RL

Links: https://github.com/echowve/meshGraphNets_pytorch https://github.com/medav/meshgraphnets-torch https://github.com/SuperkakaSCU/JAX-CPFEM https://github.com/omegaiota/DiffCloth https://docs.nvidia.com/physicsnemo/25.11/physicsnemo/examples/structural_mechanics/deforming_plate/README.html

deepmind: https://github.com/google-deepmind/deepmind-research/tree/master/meshgraphnets

1. Spinning Up in Deep RL: Read Part 1, Ignore the Code

Why: Spinning Up teaches “Online RL” (PPO, DQN) where an agent learns by trial-and-error. You are building an Inverse Transformer (Decision Transformer), which is “Offline RL” (learning from recorded data).

• Do this: Read Part 1: Key Concepts in RL. You need to understand what a “State”, “Action”, “Reward”, and “Policy” are.

• Skip this: Do not waste time implementing PPO or DQN. They are notoriously unstable and hard to debug for physics control.

• Replace with: Read the Decision Transformer paper or the Trajectory Transformer paper. These treat robot control as a “sequence modeling” problem (like GPT), which fits your “Inverse Transformer” idea perfectly.

2. Geometric Deep Learning: The “Mesh” Path

GDL is huge. For Roboforming (metal deformation), you only care about Mesh-based Simulation (Lagrangian dynamics).

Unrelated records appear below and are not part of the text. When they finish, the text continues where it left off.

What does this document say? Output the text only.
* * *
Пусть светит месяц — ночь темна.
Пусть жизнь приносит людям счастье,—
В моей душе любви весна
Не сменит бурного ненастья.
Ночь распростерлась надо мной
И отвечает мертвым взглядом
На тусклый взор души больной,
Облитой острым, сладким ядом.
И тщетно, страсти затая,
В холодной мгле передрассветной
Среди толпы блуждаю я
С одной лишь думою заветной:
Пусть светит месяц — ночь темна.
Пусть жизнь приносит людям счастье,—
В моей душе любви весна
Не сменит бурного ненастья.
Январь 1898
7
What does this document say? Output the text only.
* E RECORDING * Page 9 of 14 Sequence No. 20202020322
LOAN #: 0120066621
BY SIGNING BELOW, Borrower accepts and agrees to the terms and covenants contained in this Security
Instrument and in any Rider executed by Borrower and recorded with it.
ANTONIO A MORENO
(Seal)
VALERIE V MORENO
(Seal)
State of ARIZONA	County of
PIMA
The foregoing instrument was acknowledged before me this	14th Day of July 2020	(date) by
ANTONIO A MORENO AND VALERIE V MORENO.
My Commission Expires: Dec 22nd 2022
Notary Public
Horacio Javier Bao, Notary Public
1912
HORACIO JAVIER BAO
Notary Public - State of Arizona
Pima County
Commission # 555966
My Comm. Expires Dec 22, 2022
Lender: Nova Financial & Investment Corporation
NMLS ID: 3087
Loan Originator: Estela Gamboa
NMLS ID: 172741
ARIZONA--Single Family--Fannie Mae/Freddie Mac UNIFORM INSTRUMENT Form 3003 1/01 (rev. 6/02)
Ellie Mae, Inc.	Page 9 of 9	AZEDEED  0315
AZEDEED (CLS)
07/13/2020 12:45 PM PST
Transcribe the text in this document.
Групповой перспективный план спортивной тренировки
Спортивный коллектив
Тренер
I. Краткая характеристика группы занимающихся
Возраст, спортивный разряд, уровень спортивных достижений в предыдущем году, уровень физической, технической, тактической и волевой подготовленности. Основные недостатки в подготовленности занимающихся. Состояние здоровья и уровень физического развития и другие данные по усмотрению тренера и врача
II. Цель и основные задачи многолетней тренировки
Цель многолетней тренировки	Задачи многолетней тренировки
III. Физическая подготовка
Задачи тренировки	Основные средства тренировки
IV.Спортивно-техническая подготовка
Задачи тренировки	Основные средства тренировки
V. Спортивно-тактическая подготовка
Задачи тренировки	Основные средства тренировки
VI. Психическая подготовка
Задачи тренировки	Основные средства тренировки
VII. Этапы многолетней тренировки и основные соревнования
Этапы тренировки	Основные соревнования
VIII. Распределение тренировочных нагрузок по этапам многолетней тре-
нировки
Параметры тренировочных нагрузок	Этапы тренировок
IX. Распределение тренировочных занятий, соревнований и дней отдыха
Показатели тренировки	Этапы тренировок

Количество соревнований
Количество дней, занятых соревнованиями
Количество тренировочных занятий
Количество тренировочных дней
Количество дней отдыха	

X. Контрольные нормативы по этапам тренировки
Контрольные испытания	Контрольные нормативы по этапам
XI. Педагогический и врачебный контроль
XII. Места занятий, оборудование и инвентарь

The Only GDL Resources You Need:

• Theory (The Bible): Watch Lecture 9 (Manifolds & Meshes) from the AMMI GDL Course by Michael Bronstein.

  • Why: It explains how to run convolution on a 3D surface (manifold) rather than a 2D image.

• Code (The Library): Use PyTorch Geometric (PyG).

  • Why: It is the standard. Do not use DGL or pure TensorFlow unless you have to. PyG has specific “Mesh” data loaders.

• The Specific Architecture: MeshGraphNet (by DeepMind).

  • Context: This is the industry standard for simulating complex physics like cloth, wind, and deforming plates.

  • Action: There are open-source PyTorch implementations of MeshGraphNet. Clone one and try to make it bend a simple 2D grid.

3. Your “Roboforming” Curriculum (Step-by-Step)

If I were building this in India for a grant prototype, I would follow this exact order to avoid “tutorial hell”:

Month 1: The Simulator (The “Engine”)

You cannot train an AI to control the robot until you have a simulator that can predict what the metal will do.

1. Download a MeshGraphNet implementation (PyTorch Geometric version).

2. Generate Data: Use a simple script (MATLAB or Python) to generate 100 variations of a “Sheet” deforming into a “Cone” (just the mesh nodes moving).

3. Train: Train the MeshGraphNet to predict Node Position at Time T+1 given Node Position at Time T.

4. Result: You now have a neural network that “knows” physics.

Month 2: The Inverse Policy (The “Brain”)

Now you use the Karpathy “Zero to Hero” knowledge.

1. Build a simple Transformer (minGPT from Karpathy).

2. Input: The final Target Mesh you want to achieve.

3. Output: The Sequence of Tool Coordinates $(x,y,z)$.

4. The Trick: When you train this, you feed the output (Tool Coordinates) into your Frozen Simulator (from Month 1). This calculates the “loss” (error) completely partially in the GPU, allowing you to backpropagate through the physics.

Summary

• Karpathy: Yes, essential for the Transformer part.

• Spinning Up: Read the concepts, ignore the code.

• GDL: Focus exclusively on MeshGraphNets and PyTorch Geometric.